Der Gang zu den Müttern.
Nach Plato ist die Idee ursprünglich das »als in seiner Art vollkommen, unveränderlich, einheitlich und selbständig oder an und für sich existierend vorgestellte Wesen der einander gleichartigen Einzelobjekte«, wird aber allmählich von dem Dichterphilosophen immer individueller vorgestellt : so wird sie das räum- und zeitlose Urbild der Individuen. Hiernach ist die Idee das Paradigma, das Urbild, das »Musterbild«, das irdische Einzelwesen dagegen ist das Abbild der Idee. Diese Auffassung der Idee in der Form selbständiger Einzelexistenz, diese Hypostasierung der Idee geht allmählich so weit, dafs Plato die Ideeen als die wirkenden Ursachen betrachtet, die den Individuen ihr Dasein und Wesen verleihen (vgl. Überweg, Geschichte der alten Philosophie § 41). Diese Ideeen haben objektive Realität: sie existieren wirklich, unabhängig von der Auffassung irgend eines Subjektes: sie verharren dem Wechsel der Erscheinungswelt gegenüber unveränderlich und immer sich selbst gleich. Sind aber die Einzeldinge der Erscheinungswelt die Nachahmungen, die Abbilder oder Abschattungen der Ideeen als ihrer Musterbilder, und wirken die Ideeen schöpferisch als Ursache auf die Entstehung der Abbilder, so sind sie als die Veranlasserinnen der Abbilder nach Goethes dichterischem Ausdruck die »Mütter« der Einzelerscheinungen, ein Ausdruck, der um so treffender ist, als schon die Griechen selbst die als Gottheiten aufgefafsten Verkörperungen der schaffenden Kräfte der Natur als Mütter bezeichneten und Göttinnen unter diesem Namen verehrt wurden. Sonach ist das Reich der Mütter das Reich der ewigen unveränderlichen Ideeen : wenn die ihnen entsprechenden Einzelerscheinungen auch vergangen sind, so bleiben sie selbst ewig und unveränderlich. Wenn also irgend woher Paris und Helena zu holen sind , so ist es aus dem Reiche der Mütter , wo ihre Ideeen in unveränderlicher Vollkommenheit, ewig nach unserer Auffassung, in Wirklichkeit zeitlos und raumlos, existieren. Können sie veranlafst werden zu erscheinen , so sind sie nicht nur als Paris und Helena das schönste Menschenpaar, sondern sie zeigen sich zugleich in dem durch ein Abbild gar nicht erreichbaren Grade der Vollkommenheit, wie es nur dem Urbild , dem Musterbilde selbst zukommt. In dieses Reich kann Mephistopheles nicht dringen : er kann aber Faust den Weg angeben und die Zaubermittel überliefern , die ihn sicher wenigstens hinbringen werden.

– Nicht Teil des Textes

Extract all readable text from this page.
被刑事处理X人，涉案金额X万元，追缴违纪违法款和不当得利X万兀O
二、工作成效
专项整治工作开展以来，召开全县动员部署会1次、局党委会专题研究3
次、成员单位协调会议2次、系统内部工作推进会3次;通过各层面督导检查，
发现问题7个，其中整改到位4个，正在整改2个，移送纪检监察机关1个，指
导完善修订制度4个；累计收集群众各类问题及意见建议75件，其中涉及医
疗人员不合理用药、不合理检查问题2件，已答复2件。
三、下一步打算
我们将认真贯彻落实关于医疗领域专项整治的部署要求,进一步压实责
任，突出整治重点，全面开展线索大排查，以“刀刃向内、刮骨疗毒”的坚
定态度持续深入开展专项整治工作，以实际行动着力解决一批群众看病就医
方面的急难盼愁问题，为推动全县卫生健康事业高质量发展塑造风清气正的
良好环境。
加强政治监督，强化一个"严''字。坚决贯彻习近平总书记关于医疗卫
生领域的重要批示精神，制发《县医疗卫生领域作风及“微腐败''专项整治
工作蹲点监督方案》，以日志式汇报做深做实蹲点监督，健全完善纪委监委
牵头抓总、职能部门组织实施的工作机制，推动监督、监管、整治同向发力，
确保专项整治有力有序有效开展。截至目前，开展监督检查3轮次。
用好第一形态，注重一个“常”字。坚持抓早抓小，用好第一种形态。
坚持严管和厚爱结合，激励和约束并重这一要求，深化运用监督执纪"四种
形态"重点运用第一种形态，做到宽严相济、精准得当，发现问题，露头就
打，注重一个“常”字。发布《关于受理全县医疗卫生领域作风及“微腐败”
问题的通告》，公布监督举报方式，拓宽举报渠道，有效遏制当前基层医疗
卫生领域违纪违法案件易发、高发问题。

Wie Faust den Namen »Mütter« hört, so erfafst ihn dies aufs tiefste : er ahnt, dafs er damit der Quelle alles Lebens sich nähert, er hofft, dort in den Kern, das innerste Dasein alles Lebens einzudringen, dort zu rinden , was die Welt im Innersten zusammenhält : wo Mephistopheles nur das Nichts zu schildern weifs, ruft er erfreut: »In deinem Nichts hoff' ich das All zu finden.« Er empfindet daher bei dieser Schilderung keinerlei Befürchtung, wie Mephistopheles wohl voraussetzt : Faust steht jetzt schon so eigenwillig und eigenmächtig da , dafs er über Mephistopheles und dessen Bemühungen spottet : Mephistopheles kann seine Sprüche, die nach der Hexenküche, »nach einer längst vergangenen Zeit wittern«, sparen: Faust ist über solche Spielereien erhaben; er weifs jetzt bestimmt, was er bei der Vertragsschliefsung schon geahnt hat, dafs er von Mephistopheles selbst nichts für sein höchstes Bestreben zu erwarten hat, und ist jetzt von dem Bewufstsein erfüllt, er habe sich nur, »um nicht, ganz versäumt, allein zu leben«, dem Teufel zuletzt doch ergeben : er weifs, dafs er selbst seinen Weg zu finden hat, und Mephistopheles ist jetzt wirklich nur noch sein Diener. Dieser schildert ihm nun den Weg zu den Müttern: »Versinke denn! Ich könnt' auch sagen: steige« —, im raumlosen Dasein giebt es kein Oben oder Unten. Der Schlüssel , den ihm Mephistopheles reicht, soll ihn bis zu dem glühenden Dreifufs führen; dort wird er die Mütter sehen : »Die einen sitzen, andre stehn und gehn, Wies eben kommt. Gestaltung, Umgestaltung, Des ewigen Sinnes ew'ge Unterhaltung, Umschwebt von Bildern aller Kreatur; Sie sehn dich nicht, denn Schemen sehn sie nur.« Faust soll den Dreifufs mit dem Schlüssel berühren, er wird ihm folgen: »Dann mufs fortan, nach magischem Behandeln, Sein Weihrauchsnebel sich in Götter wandeln« : so kommen die Ideeen in einem Nebelkörper, nicht in stofflichem Körper zur Erscheinung.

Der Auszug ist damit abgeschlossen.